Foreword to Examining the Evidence: Seven Strategies for Teaching with Primary Sources
Sam Wineburg, Margaret Jacks Professor of Education and (by courtesy) of History
Director, Stanford History Education Group, author of Historical Thinking and Other Unnatural Acts
In August 2005, in the wake of Hurricane Katrina, two photos appeared on the Yahoo News website showing flood-ravaged citizens grasping food and drink as they navigated waters that poured into the streets of New Orleans. The caption accompanying one read: “two residents wade through chest-deep waters after finding bread and soda from a local grocery store.” The second photo depicted a similar scene. It showed a man wading through waters, also appearing to hold sodas under one arm and a garbage bag, presumably with food in it, in the other. But rather than “finding” such items, the man is described as having come by them after “looting” a store.
The photos are uncannily similar. Each depicts desperate people grasping items in the most dire of circumstances. Yet, in one case, the captions tell us, these people “found” these items; in the other, a man “looted” them. In one respect only are the photos markedly different. In one, the people are White; in the other, Black. I’ll let you guess which caption accompanies which.1
Images and words. Neither is innocent. Both shape our thinking, urging us to believe one thing and not another, solidifying our stereotypes or, more rarely, confronting them. Like Katrina’s waters, there’s no escaping the flood of messages flowing into the nooks and crannies of our consciousness. They beckon to us from the laptop in our backpack, from the iPad on our nightstand, from the smartphone buzzing in our pocket. They call to us to buy something, to support something, to oppose something, to sign something, to tweet something, or to “Like” something. We are up to our neck in messages telling us what to do and think. Without the ability to interrogate these messages, we are destined to sleep walk through our world, blithely accepting without question that what makes one a “finder” or a “looter” is the color of one’s skin.
On one level, the book you are holding is about the reading of primary sources. But on a much deeper level, you are holding a manual for citizenship. This book is a guide for awakening tomorrow’s citizens to the world they inhabit. Examining the Evidence rightfully dissolves the distinction between image and word in our digital society, where both can be twisted, retouched, ripped from one context and slotted into another, used to incite or quell depending on predetermined aims. This book’s seven strategies sound an alarm that awakens us our digital world. How should we start? We begin by paying attention. Next, we ask questions.

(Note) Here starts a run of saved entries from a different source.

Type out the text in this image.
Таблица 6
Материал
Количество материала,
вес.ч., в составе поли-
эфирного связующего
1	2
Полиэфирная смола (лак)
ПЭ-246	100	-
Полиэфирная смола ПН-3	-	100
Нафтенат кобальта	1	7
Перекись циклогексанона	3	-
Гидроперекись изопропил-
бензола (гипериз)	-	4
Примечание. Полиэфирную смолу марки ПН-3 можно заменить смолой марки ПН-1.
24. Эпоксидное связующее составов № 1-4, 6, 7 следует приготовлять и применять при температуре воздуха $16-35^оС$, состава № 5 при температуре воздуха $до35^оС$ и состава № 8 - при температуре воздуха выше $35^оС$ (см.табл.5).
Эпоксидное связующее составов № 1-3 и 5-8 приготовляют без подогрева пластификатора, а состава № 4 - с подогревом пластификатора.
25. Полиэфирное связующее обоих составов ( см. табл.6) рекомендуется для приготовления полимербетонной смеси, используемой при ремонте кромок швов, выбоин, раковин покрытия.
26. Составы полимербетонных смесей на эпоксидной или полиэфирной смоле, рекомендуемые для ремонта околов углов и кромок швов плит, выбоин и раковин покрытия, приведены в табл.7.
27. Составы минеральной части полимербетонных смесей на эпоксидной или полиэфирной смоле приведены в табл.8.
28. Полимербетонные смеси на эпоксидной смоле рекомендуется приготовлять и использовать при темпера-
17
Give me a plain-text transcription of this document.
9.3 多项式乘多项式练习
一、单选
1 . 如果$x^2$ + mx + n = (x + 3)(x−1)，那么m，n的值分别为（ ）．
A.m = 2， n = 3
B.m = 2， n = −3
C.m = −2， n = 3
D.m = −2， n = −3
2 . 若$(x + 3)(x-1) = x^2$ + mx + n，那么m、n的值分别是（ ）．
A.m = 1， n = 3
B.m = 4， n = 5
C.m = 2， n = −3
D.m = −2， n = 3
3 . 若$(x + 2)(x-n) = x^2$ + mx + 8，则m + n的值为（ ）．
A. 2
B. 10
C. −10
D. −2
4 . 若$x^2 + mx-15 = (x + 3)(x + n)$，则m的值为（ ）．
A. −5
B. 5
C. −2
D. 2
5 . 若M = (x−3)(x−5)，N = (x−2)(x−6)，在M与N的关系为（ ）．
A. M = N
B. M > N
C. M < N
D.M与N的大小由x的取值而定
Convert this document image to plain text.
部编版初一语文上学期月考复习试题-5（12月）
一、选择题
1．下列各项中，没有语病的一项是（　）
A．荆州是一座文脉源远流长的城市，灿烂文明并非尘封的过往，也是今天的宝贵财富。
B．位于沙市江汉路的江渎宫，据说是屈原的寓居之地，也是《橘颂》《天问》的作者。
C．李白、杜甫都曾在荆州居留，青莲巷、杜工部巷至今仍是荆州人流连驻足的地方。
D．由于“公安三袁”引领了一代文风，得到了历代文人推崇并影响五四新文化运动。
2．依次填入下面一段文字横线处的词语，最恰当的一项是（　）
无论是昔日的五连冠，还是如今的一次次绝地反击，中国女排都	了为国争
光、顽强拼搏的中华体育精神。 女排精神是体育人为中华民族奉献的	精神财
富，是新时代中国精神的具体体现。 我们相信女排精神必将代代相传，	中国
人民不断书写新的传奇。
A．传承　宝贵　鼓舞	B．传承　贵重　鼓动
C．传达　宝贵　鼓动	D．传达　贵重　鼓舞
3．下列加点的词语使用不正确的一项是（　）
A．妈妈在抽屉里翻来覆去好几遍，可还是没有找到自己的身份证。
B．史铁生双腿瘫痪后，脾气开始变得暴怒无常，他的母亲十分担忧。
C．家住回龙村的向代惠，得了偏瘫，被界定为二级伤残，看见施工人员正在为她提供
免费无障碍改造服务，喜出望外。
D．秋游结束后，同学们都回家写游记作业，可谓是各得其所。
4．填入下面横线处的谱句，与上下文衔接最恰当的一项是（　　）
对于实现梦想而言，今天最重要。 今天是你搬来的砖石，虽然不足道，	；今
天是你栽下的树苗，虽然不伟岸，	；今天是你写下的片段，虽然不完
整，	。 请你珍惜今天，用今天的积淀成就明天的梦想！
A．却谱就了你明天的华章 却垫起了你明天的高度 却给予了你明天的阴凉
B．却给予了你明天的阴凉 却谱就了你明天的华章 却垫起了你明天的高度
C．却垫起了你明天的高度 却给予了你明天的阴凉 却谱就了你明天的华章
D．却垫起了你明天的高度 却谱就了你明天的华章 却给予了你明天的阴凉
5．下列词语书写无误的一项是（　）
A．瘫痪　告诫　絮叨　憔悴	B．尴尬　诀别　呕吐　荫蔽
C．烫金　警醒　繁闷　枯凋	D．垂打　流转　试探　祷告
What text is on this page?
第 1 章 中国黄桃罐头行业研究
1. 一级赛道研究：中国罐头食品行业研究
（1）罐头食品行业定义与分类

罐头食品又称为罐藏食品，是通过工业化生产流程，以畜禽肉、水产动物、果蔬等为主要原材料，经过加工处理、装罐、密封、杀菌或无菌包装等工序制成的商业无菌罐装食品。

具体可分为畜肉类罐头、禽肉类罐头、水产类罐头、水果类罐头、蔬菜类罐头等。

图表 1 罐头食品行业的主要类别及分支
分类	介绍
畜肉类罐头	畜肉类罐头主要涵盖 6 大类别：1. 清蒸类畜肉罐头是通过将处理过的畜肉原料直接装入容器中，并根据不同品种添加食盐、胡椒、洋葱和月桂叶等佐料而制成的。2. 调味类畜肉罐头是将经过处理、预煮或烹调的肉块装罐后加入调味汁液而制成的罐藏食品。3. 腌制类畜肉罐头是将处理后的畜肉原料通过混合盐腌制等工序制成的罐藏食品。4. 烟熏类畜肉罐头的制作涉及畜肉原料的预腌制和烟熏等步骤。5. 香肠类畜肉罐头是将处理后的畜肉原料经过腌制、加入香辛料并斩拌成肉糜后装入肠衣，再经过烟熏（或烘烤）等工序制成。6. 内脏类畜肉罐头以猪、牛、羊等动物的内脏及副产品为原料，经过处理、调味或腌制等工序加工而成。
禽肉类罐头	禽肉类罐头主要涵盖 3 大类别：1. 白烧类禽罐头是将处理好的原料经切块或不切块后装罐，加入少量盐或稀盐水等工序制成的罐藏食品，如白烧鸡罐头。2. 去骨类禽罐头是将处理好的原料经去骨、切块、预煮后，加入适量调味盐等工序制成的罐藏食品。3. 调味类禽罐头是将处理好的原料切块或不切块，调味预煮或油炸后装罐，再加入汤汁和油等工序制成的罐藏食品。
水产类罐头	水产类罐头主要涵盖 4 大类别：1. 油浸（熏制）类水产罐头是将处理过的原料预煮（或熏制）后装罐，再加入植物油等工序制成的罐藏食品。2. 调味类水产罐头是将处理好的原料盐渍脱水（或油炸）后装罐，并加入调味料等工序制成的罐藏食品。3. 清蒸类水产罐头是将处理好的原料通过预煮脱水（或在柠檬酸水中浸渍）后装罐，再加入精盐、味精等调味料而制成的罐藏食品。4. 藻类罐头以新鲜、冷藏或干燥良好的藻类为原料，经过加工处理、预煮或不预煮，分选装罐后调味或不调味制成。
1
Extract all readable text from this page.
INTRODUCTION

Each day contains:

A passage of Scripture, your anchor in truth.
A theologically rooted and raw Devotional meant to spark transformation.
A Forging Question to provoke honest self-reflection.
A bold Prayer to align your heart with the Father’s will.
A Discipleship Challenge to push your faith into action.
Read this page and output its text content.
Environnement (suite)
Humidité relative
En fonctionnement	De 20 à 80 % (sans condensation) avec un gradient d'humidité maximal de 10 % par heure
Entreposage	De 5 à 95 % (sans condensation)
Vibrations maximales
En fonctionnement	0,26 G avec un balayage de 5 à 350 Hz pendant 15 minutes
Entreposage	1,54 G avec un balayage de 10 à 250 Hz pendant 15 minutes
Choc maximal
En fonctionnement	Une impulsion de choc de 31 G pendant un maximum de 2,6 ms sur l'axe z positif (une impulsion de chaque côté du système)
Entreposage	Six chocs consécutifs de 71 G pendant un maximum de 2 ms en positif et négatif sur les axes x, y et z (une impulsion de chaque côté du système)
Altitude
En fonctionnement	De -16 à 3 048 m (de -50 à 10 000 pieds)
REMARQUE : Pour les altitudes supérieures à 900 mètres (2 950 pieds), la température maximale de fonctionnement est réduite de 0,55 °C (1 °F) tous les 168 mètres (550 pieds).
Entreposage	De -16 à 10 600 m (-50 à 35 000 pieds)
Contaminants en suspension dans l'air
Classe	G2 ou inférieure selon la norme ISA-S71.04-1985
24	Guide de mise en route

Unlike other books that ostensibly promote the new Common Core State Standards, the questions of this book refuse pat answers. Looking at the iconic photograph of “migrant mother” (p. ___) , we ask about Dorothea Lange’s motivations in serving a program that, according to fellow Farm Security Administration photographer Arthur Rothstein, sought “to document the problems of the Depression so that we could justify New Deal legislation that was designed to alleviate them.”2 But does knowing the motivation behind Lange’s photo, does knowing that is one of a series of six, each one progressively zeroing in on the subject to achieve the right pose, diminish the emotion, the weather-beaten grief etched on Florence Thompson’s face?3 Such questions thumb their nose in the face of easy answers. They give birth to even more questions.
The book you are holding demands that we learn to see differently, to weigh possibilities, to question more precisely, to argue for our interpretation, and justify our interpretation cogently and convincingly. Primary sources are means to a higher end — one that applies not only to the social studies, but to every single subject in the curriculum. The book you are holding teaches students how to think.
Sam Wineburg
Margaret Jacks Professor of Education and History, Stanford University
Notes
1 Both pictures and captions are reproduced in Aaron Kinney, “Looting” or “Finding”? Salon , September 1, 2005, downloaded January 25, 2014, http://www.salon.com/2005/09/02/photo_controversy/
2 Arthur Rothstein, cited in James C. Curtis, “Making sense of documentary photography.” History Matters: The U.S. Survey on the Web , http://historymatters.gmu.edu/mse/photos Downloaded August 24, 2009.
3 On the other photos in Lange’s series see, James C. Curtis, “Dorothea Lange, Migrant Mother, and the Culture of the Great Depression, Winterthur Portfolio , Vol. 21, No. 1 (Spring, 1986), pp. 1-20. For a strikingly different view of “migrant mother,” see the ever-provocative Erroll Morris, Believing is seeing: Observations on the mysteries of photography . New York: Penguin, 2011.